Como siempre digo, el cine negro es una caja de sorpresas, y aquí tenemos una película que da buenas muestras de ello, en la que sabemos quién es el asesino en el primer instante. Precisamente este es el gran éxito de la cinta, ese juego de saber si el hombre que ha matado a una mujer al lado de unas cortinas será descubierto o no.

La difícil misión de atrapar al homicida le será confiada de forma casual a una atractiva decoradora de interiores, que tras despertar en medio de la madrugada ha sido testigo del crimen al mirar por la ventana. La película va desarrollándose entre dos tramas que se entrelazan. Por una parte la insistencia de la mujer, interpretada por la Stanwyck, en la vericidad de su testimonio y el enamoramiento de ésta y el policía asignado al caso que quiere creer su versión pero que no acaba encontrando pruebas que incriminen al asesino, pese a la insistencia de ella.

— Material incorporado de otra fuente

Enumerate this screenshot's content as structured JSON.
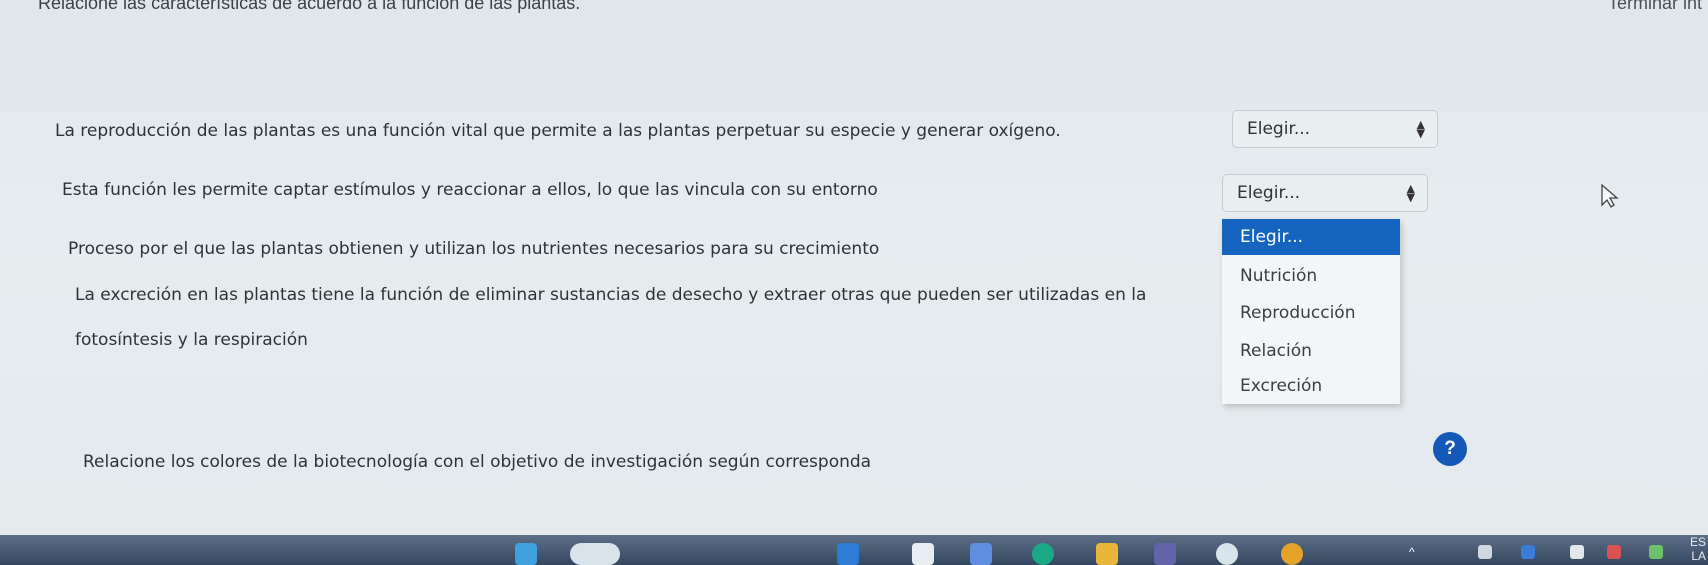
{
  "header": {
    "title": "Relacione las características de acuerdo a la función de las plantas.",
    "finish_link": "Terminar int"
  },
  "questions": [
    {
      "text": "La reproducción de las plantas es una función vital que permite a las plantas perpetuar su especie y generar oxígeno.",
      "selected": "Elegir..."
    },
    {
      "text": "Esta función les permite captar estímulos y reaccionar a ellos, lo que las vincula con su entorno",
      "selected": "Elegir..."
    },
    {
      "text": "Proceso por el que las plantas obtienen y utilizan los nutrientes necesarios para su crecimiento",
      "selected": "Elegir..."
    },
    {
      "text_line1": "La excreción en las plantas tiene la función de eliminar sustancias de desecho y extraer otras que pueden ser utilizadas en la",
      "text_line2": "fotosíntesis y la respiración"
    }
  ],
  "dropdown": {
    "options": [
      "Elegir...",
      "Nutrición",
      "Reproducción",
      "Relación",
      "Excreción"
    ],
    "highlighted": "Elegir..."
  },
  "next_question": {
    "text": "Relacione los colores de la biotecnología con el objetivo de investigación según corresponda"
  },
  "help_button": {
    "label": "?"
  },
  "taskbar": {
    "language_line1": "ES",
    "language_line2": "LA",
    "icons": [
      "start-icon",
      "search-icon",
      "widgets-icon",
      "browser-icon",
      "store-icon",
      "edge-icon",
      "file-explorer-icon",
      "teams-icon",
      "whatsapp-icon",
      "chrome-icon"
    ],
    "tray_icons": [
      "chevron-up-icon",
      "network-icon",
      "battery-icon",
      "volume-icon",
      "wifi-icon"
    ]
  },
  "colors": {
    "accent": "#1565c0",
    "help_button": "#1458b8",
    "background": "#e3e9ec",
    "taskbar": "#3d506a"
  }
}
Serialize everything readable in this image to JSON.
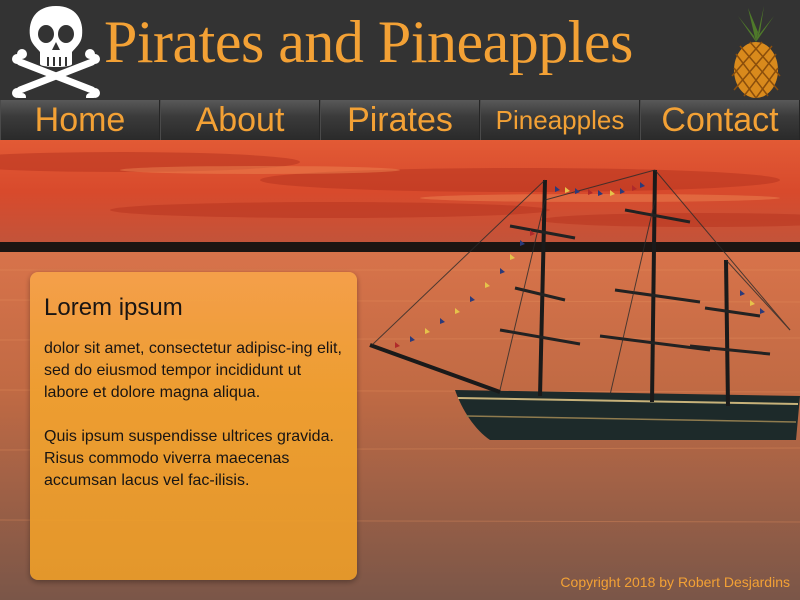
{
  "header": {
    "title": "Pirates and Pineapples",
    "skull_icon": "skull-and-crossbones-icon",
    "pineapple_icon": "pineapple-icon"
  },
  "nav": {
    "items": [
      {
        "label": "Home"
      },
      {
        "label": "About"
      },
      {
        "label": "Pirates"
      },
      {
        "label": "Pineapples"
      },
      {
        "label": "Contact"
      }
    ]
  },
  "content": {
    "heading": "Lorem ipsum",
    "paragraph1": "dolor sit amet, consectetur adipisc-ing elit, sed do eiusmod tempor incididunt ut labore et dolore magna aliqua.",
    "paragraph2": "Quis ipsum suspendisse ultrices gravida. Risus commodo viverra maecenas accumsan lacus vel fac-ilisis."
  },
  "footer": {
    "copyright": "Copyright 2018 by Robert Desjardins"
  },
  "colors": {
    "accent": "#f3a135",
    "header_bg": "#333333",
    "card_bg": "#f0a030"
  }
}
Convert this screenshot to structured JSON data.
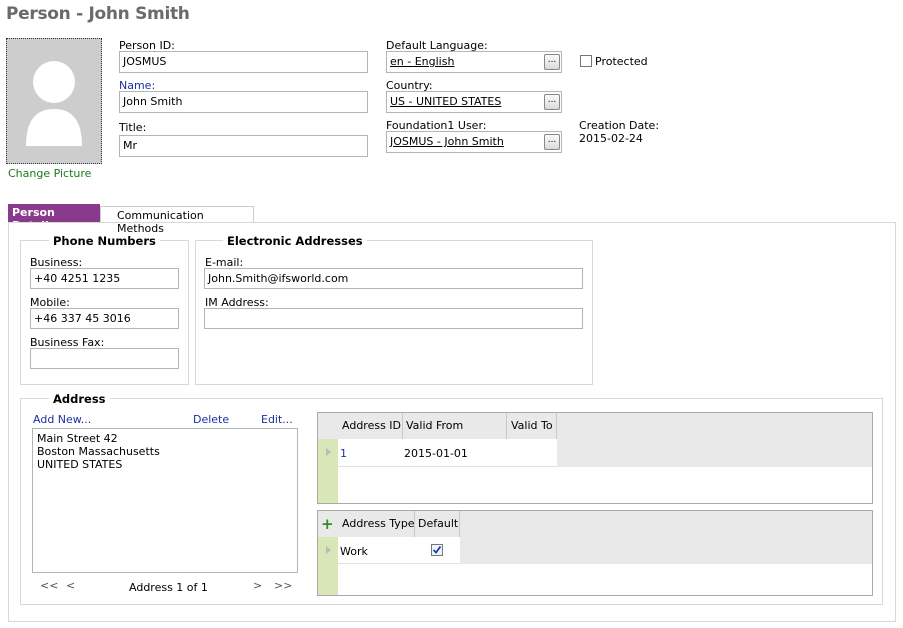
{
  "page_title": "Person - John Smith",
  "change_picture": "Change Picture",
  "fields": {
    "person_id": {
      "label": "Person ID:",
      "value": "JOSMUS"
    },
    "name": {
      "label": "Name:",
      "value": "John Smith"
    },
    "title": {
      "label": "Title:",
      "value": "Mr"
    },
    "default_language": {
      "label": "Default Language:",
      "value": "en - English"
    },
    "country": {
      "label": "Country:",
      "value": "US - UNITED STATES"
    },
    "foundation_user": {
      "label": "Foundation1 User:",
      "value": "JOSMUS - John Smith"
    },
    "protected": {
      "label": "Protected",
      "checked": false
    },
    "creation_date": {
      "label": "Creation Date:",
      "value": "2015-02-24"
    },
    "lov_button": "..."
  },
  "tabs": [
    {
      "label": "Person Details",
      "active": true
    },
    {
      "label": "Communication Methods",
      "active": false
    }
  ],
  "phone": {
    "title": "Phone Numbers",
    "business_label": "Business:",
    "business_value": "+40 4251 1235",
    "mobile_label": "Mobile:",
    "mobile_value": "+46 337 45 3016",
    "fax_label": "Business Fax:",
    "fax_value": ""
  },
  "electronic": {
    "title": "Electronic Addresses",
    "email_label": "E-mail:",
    "email_value": "John.Smith@ifsworld.com",
    "im_label": "IM Address:",
    "im_value": ""
  },
  "address": {
    "title": "Address",
    "add_new": "Add New...",
    "delete": "Delete",
    "edit": "Edit...",
    "lines": [
      "Main Street 42",
      "Boston Massachusetts",
      "UNITED STATES"
    ],
    "nav": {
      "first": "<<",
      "prev": "<",
      "counter": "Address 1 of 1",
      "next": ">",
      "last": ">>"
    },
    "grid1": {
      "columns": [
        "Address ID",
        "Valid From",
        "Valid To"
      ],
      "rows": [
        {
          "address_id": "1",
          "valid_from": "2015-01-01",
          "valid_to": ""
        }
      ]
    },
    "grid2": {
      "add_icon": "+",
      "columns": [
        "Address Type",
        "Default"
      ],
      "rows": [
        {
          "address_type": "Work",
          "default": true
        }
      ]
    }
  },
  "colors": {
    "accent_tab": "#8a3a8c",
    "link": "#1c2fa0",
    "change_picture": "#1a7a1a",
    "row_marker": "#d8e6b8"
  }
}
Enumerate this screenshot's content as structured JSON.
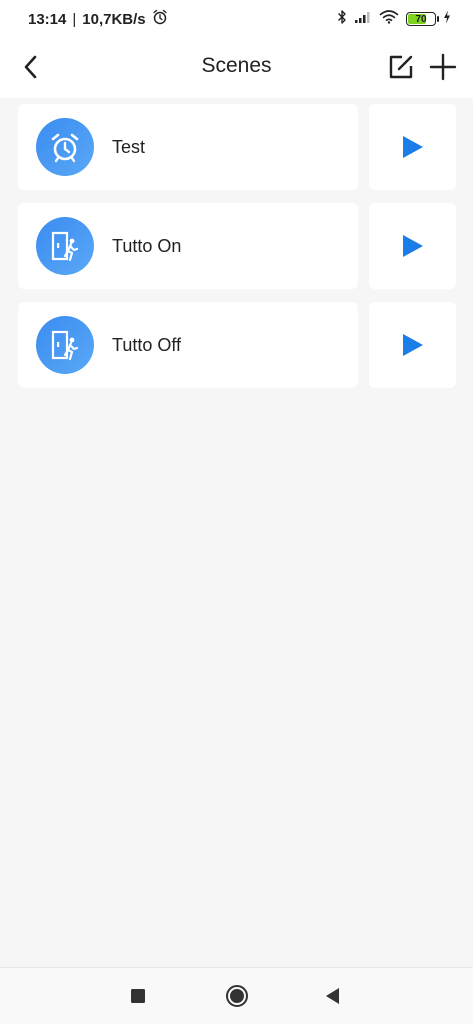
{
  "status_bar": {
    "time": "13:14",
    "separator": "|",
    "speed": "10,7KB/s",
    "battery_level": "70",
    "battery_fraction": 0.7,
    "icons": [
      "alarm-icon",
      "bluetooth-icon",
      "signal-icon",
      "wifi-icon",
      "battery-icon",
      "charging-icon"
    ]
  },
  "header": {
    "title": "Scenes",
    "back_icon": "chevron-left-icon",
    "edit_icon": "edit-icon",
    "add_icon": "plus-icon"
  },
  "scenes": [
    {
      "name": "Test",
      "icon": "alarm-clock-icon",
      "action_icon": "play-icon"
    },
    {
      "name": "Tutto On",
      "icon": "door-walk-icon",
      "action_icon": "play-icon"
    },
    {
      "name": "Tutto Off",
      "icon": "door-walk-icon",
      "action_icon": "play-icon"
    }
  ],
  "nav_bar": {
    "icons": [
      "recent-apps-icon",
      "home-icon",
      "back-icon"
    ]
  },
  "colors": {
    "accent": "#1a7de8",
    "icon_gradient_start": "#3a8cf0",
    "icon_gradient_end": "#5aa8f7",
    "background": "#f6f6f6",
    "card": "#ffffff",
    "battery_fill": "#7ed321"
  }
}
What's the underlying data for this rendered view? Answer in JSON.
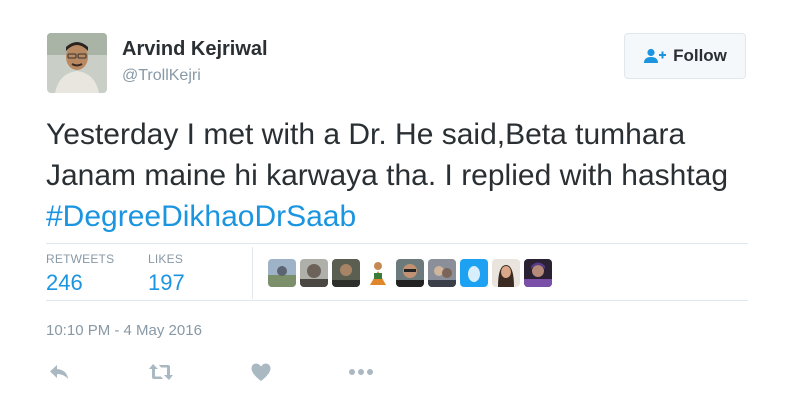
{
  "author": {
    "name": "Arvind Kejriwal",
    "handle": "@TrollKejri"
  },
  "follow_button": {
    "label": "Follow",
    "icon": "add-user-icon"
  },
  "tweet": {
    "text": "Yesterday I met with a Dr. He said,Beta tumhara Janam maine hi karwaya tha. I replied with hashtag ",
    "hashtag": "#DegreeDikhaoDrSaab"
  },
  "stats": {
    "retweets_label": "RETWEETS",
    "retweets_count": "246",
    "likes_label": "LIKES",
    "likes_count": "197"
  },
  "likers": [
    "avatar-1",
    "avatar-2",
    "avatar-3",
    "avatar-4",
    "avatar-5",
    "avatar-6",
    "avatar-7",
    "avatar-8",
    "avatar-9"
  ],
  "timestamp": "10:10 PM - 4 May 2016",
  "actions": [
    "reply-icon",
    "retweet-icon",
    "like-icon",
    "more-icon"
  ],
  "colors": {
    "link": "#1b95e0",
    "text": "#292f33",
    "muted": "#8899a6",
    "border": "#e1e8ed",
    "icon": "#aab8c2"
  }
}
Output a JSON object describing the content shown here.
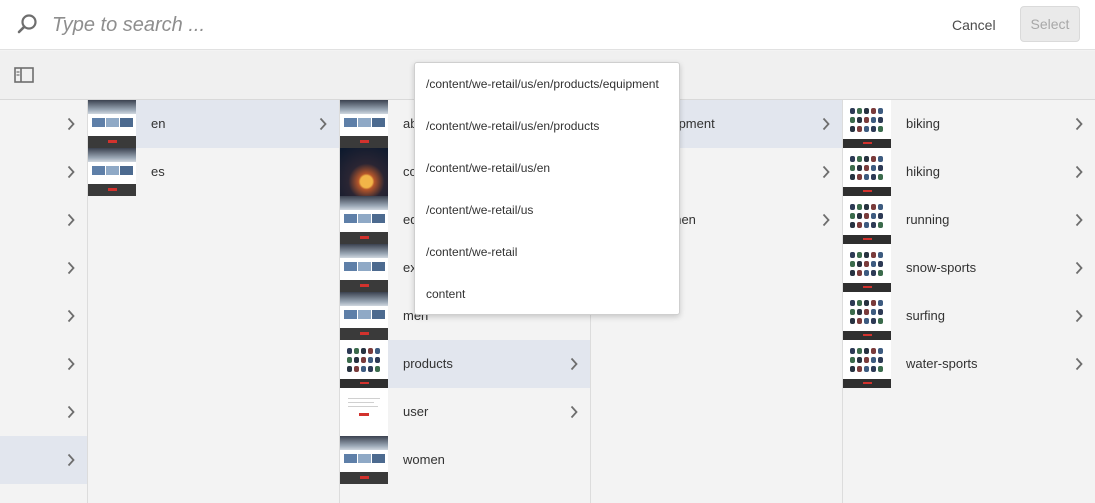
{
  "search": {
    "placeholder": "Type to search ..."
  },
  "buttons": {
    "cancel": "Cancel",
    "select": "Select"
  },
  "path_menu": [
    "/content/we-retail/us/en/products/equipment",
    "/content/we-retail/us/en/products",
    "/content/we-retail/us/en",
    "/content/we-retail/us",
    "/content/we-retail",
    "content"
  ],
  "columns": {
    "col1": [
      {
        "label": "en",
        "selected": true,
        "has_children": true,
        "thumb": "site"
      },
      {
        "label": "es",
        "selected": false,
        "has_children": false,
        "thumb": "site"
      }
    ],
    "col2": [
      {
        "label": "about-us",
        "selected": false,
        "has_children": true,
        "thumb": "site"
      },
      {
        "label": "community",
        "selected": false,
        "has_children": true,
        "thumb": "night"
      },
      {
        "label": "equipment",
        "selected": false,
        "has_children": true,
        "thumb": "site"
      },
      {
        "label": "experience",
        "selected": false,
        "has_children": true,
        "thumb": "site"
      },
      {
        "label": "men",
        "selected": false,
        "has_children": false,
        "thumb": "site"
      },
      {
        "label": "products",
        "selected": true,
        "has_children": true,
        "thumb": "prod"
      },
      {
        "label": "user",
        "selected": false,
        "has_children": true,
        "thumb": "user"
      },
      {
        "label": "women",
        "selected": false,
        "has_children": false,
        "thumb": "site"
      }
    ],
    "col3": [
      {
        "label": "equipment",
        "selected": true,
        "has_children": true
      },
      {
        "label": "",
        "selected": false,
        "has_children": true
      },
      {
        "label": "women",
        "selected": false,
        "has_children": true
      }
    ],
    "col4": [
      {
        "label": "biking",
        "selected": false,
        "has_children": true,
        "thumb": "prod"
      },
      {
        "label": "hiking",
        "selected": false,
        "has_children": true,
        "thumb": "prod"
      },
      {
        "label": "running",
        "selected": false,
        "has_children": true,
        "thumb": "prod"
      },
      {
        "label": "snow-sports",
        "selected": false,
        "has_children": true,
        "thumb": "prod"
      },
      {
        "label": "surfing",
        "selected": false,
        "has_children": true,
        "thumb": "prod"
      },
      {
        "label": "water-sports",
        "selected": false,
        "has_children": true,
        "thumb": "prod"
      }
    ]
  },
  "colors": {
    "selected_row": "#e2e6ee",
    "accent_red": "#d2322d"
  }
}
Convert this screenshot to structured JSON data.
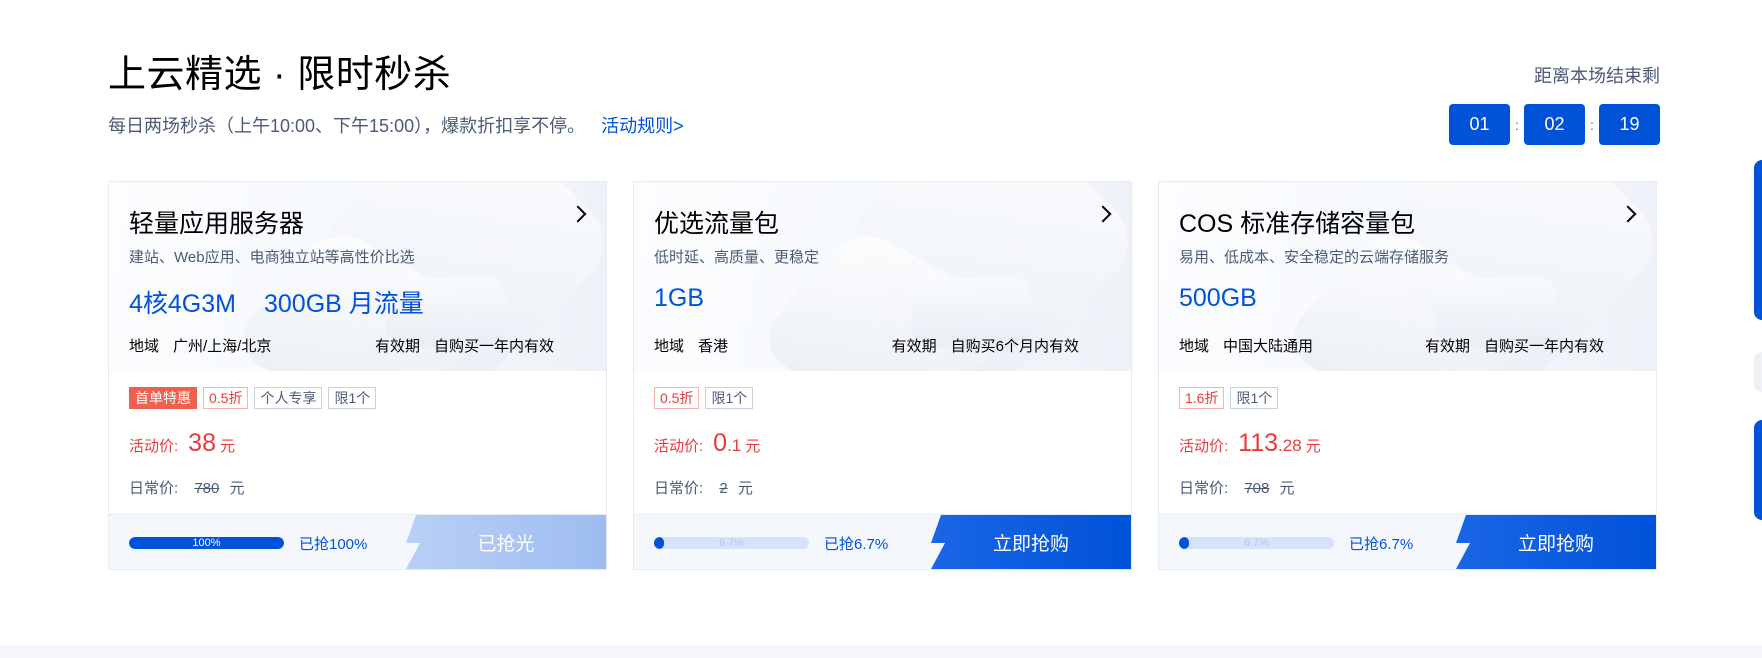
{
  "header": {
    "title": "上云精选 · 限时秒杀",
    "subtitle": "每日两场秒杀（上午10:00、下午15:00），爆款折扣享不停。",
    "rules_link": "活动规则>"
  },
  "countdown": {
    "label": "距离本场结束剩",
    "hours": "01",
    "minutes": "02",
    "seconds": "19",
    "separator": ":"
  },
  "cards": [
    {
      "title": "轻量应用服务器",
      "desc": "建站、Web应用、电商独立站等高性价比选",
      "spec": [
        "4核4G3M",
        "300GB 月流量"
      ],
      "region_label": "地域",
      "region": "广州/上海/北京",
      "validity_label": "有效期",
      "validity": "自购买一年内有效",
      "first_tag": "首单特惠",
      "tags": [
        "0.5折",
        "个人专享",
        "限1个"
      ],
      "price_label": "活动价:",
      "price_int": "38",
      "price_dec": "",
      "price_unit": "元",
      "regular_label": "日常价:",
      "regular_price": "780",
      "regular_unit": "元",
      "progress": 100,
      "progress_text": "100%",
      "grab_text": "已抢100%",
      "button": "已抢光",
      "soldout": true
    },
    {
      "title": "优选流量包",
      "desc": "低时延、高质量、更稳定",
      "spec": [
        "1GB"
      ],
      "region_label": "地域",
      "region": "香港",
      "validity_label": "有效期",
      "validity": "自购买6个月内有效",
      "first_tag": "",
      "tags": [
        "0.5折",
        "限1个"
      ],
      "price_label": "活动价:",
      "price_int": "0",
      "price_dec": ".1",
      "price_unit": "元",
      "regular_label": "日常价:",
      "regular_price": "2",
      "regular_unit": "元",
      "progress": 6.7,
      "progress_text": "6.7%",
      "grab_text": "已抢6.7%",
      "button": "立即抢购",
      "soldout": false
    },
    {
      "title": "COS 标准存储容量包",
      "desc": "易用、低成本、安全稳定的云端存储服务",
      "spec": [
        "500GB"
      ],
      "region_label": "地域",
      "region": "中国大陆通用",
      "validity_label": "有效期",
      "validity": "自购买一年内有效",
      "first_tag": "",
      "tags": [
        "1.6折",
        "限1个"
      ],
      "price_label": "活动价:",
      "price_int": "113",
      "price_dec": ".28",
      "price_unit": "元",
      "regular_label": "日常价:",
      "regular_price": "708",
      "regular_unit": "元",
      "progress": 6.7,
      "progress_text": "6.7%",
      "grab_text": "已抢6.7%",
      "button": "立即抢购",
      "soldout": false
    }
  ],
  "colors": {
    "brand": "#0052d9",
    "price": "#e63c3c",
    "first_tag": "#f0604f"
  }
}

La obra funciona también como denuncia de cómo casi siempre se suele creer la versión de un hombre respetable de puertas hacia fuera y no de la mujer, que en este caso llega incluso a ingresar en un sanatorio mental por la fuerza. En definitiva un trabajo muy recomendable, con una última escena memorable en unos andamios de una obra.

Puntuación: 8/10

City for Conquest, Anatole Litvak, 1940

Una obra que demuestra el gran talento del infravalorado Anatole Litvak, que saca todo el jugo posible a la química de dos monstruos interpretativos como James Cagney y la Sheridan, que no puede estar más bella en ese papel de mujer fiel a su primer gran amor.

La película comienza con una narración de un ciudadano de New York que sirve como introducción de la megaurbe, de sus excesos y contrastes, trasladándonos a un barrio popular donde un crío protagoniza una pelea con otro chaval para defender a su amiga. Y aquí, con salto temporal mediante de veinte años, tenemos a la pareja protagonista del filme. Él conduce camiones, se siente feliz con sus amigos, es buen chico y carece de ambición, pese a las presiones de sus allegados para dedicarse al boxeo profesional. Peggy es una mujer con grandes esperanzas, deseosa de hacer carrera en el mundo del baile, aunque eso le pueda ocasionar problemas en su relación con Danny.

Este choque de ambiciones y de maneras distintas de ver el futuro será el punto sobre el cual girará toda la película, haciendo que el espectador se cuestione si vale la pena echar por tierra una relación sana y monótona por una carrera laboral exitosa. El acierto de Litvak radica en saber combinar los momentos más dramáticos con aquellos más cómicos, demostrando también una gran habilidad para rodar escenas de bailes en grandes escenarios, resultando originales para la época los planos bajos mostrando el movimiento de los zapatos o los sutiles fundidos entre una escena y otra.